Memorial garden a sanctuary for native plants and creatures

  • A memorial for Maj. Albert Lauer, USAF, in the Habitat and Memorial Garden in the Santa Rosa Rural (or Pioneer) Cemetery.

It was in early September 2001 that Becky Montgomery, Linda Ross and a two other volunteers began work on the garden.

Within the half-wild expanse of Santa Rosa's old Rural Cemetery, dedicated to the departed, they envisioned their habitat garden as a little affirmation of life, vibrant with blooming shrubs, buzzing bees and butterflies. Here people, perhaps those without graves to visit, could place engraved stones in memory of loved ones.
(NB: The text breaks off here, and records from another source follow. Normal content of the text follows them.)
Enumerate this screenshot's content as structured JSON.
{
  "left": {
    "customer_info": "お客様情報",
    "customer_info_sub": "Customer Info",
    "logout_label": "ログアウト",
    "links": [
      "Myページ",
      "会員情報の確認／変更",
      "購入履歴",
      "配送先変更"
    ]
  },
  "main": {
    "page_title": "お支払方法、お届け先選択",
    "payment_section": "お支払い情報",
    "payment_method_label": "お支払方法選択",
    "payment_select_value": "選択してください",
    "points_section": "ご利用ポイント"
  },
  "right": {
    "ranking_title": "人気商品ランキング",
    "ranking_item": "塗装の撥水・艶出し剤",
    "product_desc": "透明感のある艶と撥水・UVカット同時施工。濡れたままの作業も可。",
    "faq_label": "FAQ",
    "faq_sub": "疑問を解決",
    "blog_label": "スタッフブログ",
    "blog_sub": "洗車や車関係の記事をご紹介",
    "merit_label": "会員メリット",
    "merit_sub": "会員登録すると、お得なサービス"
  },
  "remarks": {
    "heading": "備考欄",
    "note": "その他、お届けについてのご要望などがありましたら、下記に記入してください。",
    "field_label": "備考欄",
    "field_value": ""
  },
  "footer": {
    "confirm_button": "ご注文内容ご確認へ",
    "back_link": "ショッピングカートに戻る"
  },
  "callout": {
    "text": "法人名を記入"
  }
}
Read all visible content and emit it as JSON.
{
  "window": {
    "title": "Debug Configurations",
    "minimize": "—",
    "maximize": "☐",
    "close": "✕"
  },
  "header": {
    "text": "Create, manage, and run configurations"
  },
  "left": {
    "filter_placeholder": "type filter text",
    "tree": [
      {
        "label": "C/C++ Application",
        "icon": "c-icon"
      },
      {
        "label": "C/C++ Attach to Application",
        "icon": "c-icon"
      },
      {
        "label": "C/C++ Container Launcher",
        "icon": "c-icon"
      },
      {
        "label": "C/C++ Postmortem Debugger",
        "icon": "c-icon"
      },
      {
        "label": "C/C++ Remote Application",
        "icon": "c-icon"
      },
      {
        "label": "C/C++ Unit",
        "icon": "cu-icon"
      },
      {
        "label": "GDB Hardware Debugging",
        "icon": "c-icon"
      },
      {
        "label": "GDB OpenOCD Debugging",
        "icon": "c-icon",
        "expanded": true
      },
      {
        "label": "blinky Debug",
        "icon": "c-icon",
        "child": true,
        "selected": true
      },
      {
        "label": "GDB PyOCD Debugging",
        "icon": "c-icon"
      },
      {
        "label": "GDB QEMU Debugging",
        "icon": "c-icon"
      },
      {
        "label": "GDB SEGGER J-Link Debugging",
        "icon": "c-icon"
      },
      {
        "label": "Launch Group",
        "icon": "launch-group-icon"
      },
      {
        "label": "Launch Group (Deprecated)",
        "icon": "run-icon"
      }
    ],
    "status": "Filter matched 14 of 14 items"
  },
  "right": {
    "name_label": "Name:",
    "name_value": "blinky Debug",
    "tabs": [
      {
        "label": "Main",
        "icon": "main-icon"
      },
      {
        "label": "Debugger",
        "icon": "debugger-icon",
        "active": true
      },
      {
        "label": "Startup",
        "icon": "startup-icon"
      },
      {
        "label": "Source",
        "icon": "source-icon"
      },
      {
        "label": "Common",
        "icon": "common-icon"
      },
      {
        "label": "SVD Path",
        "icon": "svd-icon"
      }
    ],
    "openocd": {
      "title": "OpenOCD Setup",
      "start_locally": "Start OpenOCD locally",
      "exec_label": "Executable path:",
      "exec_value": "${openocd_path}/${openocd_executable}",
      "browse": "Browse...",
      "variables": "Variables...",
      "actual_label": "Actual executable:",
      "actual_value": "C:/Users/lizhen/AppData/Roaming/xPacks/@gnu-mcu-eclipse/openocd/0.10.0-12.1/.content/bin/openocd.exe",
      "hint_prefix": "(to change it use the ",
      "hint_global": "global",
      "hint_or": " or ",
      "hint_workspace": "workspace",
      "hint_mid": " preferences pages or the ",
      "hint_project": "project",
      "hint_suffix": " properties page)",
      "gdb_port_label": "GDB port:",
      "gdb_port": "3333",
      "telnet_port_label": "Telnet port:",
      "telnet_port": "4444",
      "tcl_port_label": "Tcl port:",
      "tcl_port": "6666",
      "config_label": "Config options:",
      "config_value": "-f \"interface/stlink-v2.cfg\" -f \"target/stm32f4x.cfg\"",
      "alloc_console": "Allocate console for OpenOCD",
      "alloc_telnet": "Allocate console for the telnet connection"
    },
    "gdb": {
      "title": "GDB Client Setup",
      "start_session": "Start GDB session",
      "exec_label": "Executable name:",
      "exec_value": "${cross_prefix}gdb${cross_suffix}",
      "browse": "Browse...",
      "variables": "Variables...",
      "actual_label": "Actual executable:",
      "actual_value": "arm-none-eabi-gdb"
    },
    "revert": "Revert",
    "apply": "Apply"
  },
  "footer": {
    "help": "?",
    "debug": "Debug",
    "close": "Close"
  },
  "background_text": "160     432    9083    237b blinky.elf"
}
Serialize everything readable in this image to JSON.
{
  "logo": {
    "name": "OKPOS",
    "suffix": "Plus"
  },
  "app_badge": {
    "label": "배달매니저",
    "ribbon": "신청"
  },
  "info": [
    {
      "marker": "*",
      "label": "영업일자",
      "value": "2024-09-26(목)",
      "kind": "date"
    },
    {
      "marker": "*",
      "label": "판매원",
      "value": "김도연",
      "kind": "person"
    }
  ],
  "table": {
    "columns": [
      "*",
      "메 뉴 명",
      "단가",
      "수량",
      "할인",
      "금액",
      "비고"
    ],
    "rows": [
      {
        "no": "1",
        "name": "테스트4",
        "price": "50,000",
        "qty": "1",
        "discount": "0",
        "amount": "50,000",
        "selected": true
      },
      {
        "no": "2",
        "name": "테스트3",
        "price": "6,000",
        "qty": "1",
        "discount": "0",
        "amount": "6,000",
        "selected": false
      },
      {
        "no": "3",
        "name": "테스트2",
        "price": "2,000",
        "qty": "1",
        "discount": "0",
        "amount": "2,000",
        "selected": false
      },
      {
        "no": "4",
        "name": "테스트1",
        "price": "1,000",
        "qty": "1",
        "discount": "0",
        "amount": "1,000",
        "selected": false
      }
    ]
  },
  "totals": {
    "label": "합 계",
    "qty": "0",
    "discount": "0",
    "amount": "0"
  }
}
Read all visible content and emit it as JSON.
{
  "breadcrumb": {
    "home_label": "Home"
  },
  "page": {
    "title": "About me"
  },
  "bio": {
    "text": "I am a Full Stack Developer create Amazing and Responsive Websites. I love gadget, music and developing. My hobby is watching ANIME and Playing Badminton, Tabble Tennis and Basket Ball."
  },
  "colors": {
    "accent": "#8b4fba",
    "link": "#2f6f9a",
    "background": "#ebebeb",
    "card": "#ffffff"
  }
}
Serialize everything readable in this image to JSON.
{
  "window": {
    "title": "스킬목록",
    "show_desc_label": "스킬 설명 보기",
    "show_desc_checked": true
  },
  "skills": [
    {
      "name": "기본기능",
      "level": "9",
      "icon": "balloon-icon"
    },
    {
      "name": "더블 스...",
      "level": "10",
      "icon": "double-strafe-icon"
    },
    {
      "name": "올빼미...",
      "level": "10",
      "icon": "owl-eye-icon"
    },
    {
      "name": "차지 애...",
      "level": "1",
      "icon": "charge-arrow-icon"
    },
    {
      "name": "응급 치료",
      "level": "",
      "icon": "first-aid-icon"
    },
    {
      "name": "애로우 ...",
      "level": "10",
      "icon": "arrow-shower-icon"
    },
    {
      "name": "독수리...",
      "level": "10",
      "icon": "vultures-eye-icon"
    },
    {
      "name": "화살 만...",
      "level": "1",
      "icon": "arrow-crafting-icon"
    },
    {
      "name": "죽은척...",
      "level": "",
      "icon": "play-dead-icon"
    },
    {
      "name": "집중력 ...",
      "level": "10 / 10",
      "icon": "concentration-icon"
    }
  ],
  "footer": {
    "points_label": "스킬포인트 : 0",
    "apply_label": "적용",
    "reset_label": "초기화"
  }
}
But quickly, it became something more.

Santa Rosa Memorial And Habitat Garden


Two weeks after they selected the perfect spot in a sunny area at the bottom of the hill, just beyond the Franklin Avenue gate, the terrorist attacks of Sept. 11 occurred, changing everything.

"We all just agreed that this garden will be our affirmation of life," said Montgomery, a retired teacher. "This will be our way of showing we have faith in the future."

The process of preparing the ground and putting in those first plants also proved therapeutic.

"Everybody was so traumatized," remembered Ross, a longtime English instructor at Santa Rosa Junior College. "It was just healing to be in this beautiful space and planting stuff."

They worked through their feelings as they worked the soil. Now, 13 years later, the garden is an endearing racket of native California plants. It serves not just as a memorial garden but as an exuberant affirmation that life goes on.

It can be found next to the familiar Cannonball Memorial, erected a century ago to honor veterans. About five modest memorial stones have so far been placed, half-hidden amid the carpenteria, salvias, phacelias and ceanothus like Easter eggs waiting to be discovered by anyone who walks slowly and looks down.

Among them is a stone to Montgomery's father, Albert Lauer, an Air Force major who disappeared off the coast of Guam in 1958. Beside it she has planted native dogwood and wild strawberries, because he loved strawberries. In spring, irises burst out in blue, his favorite color.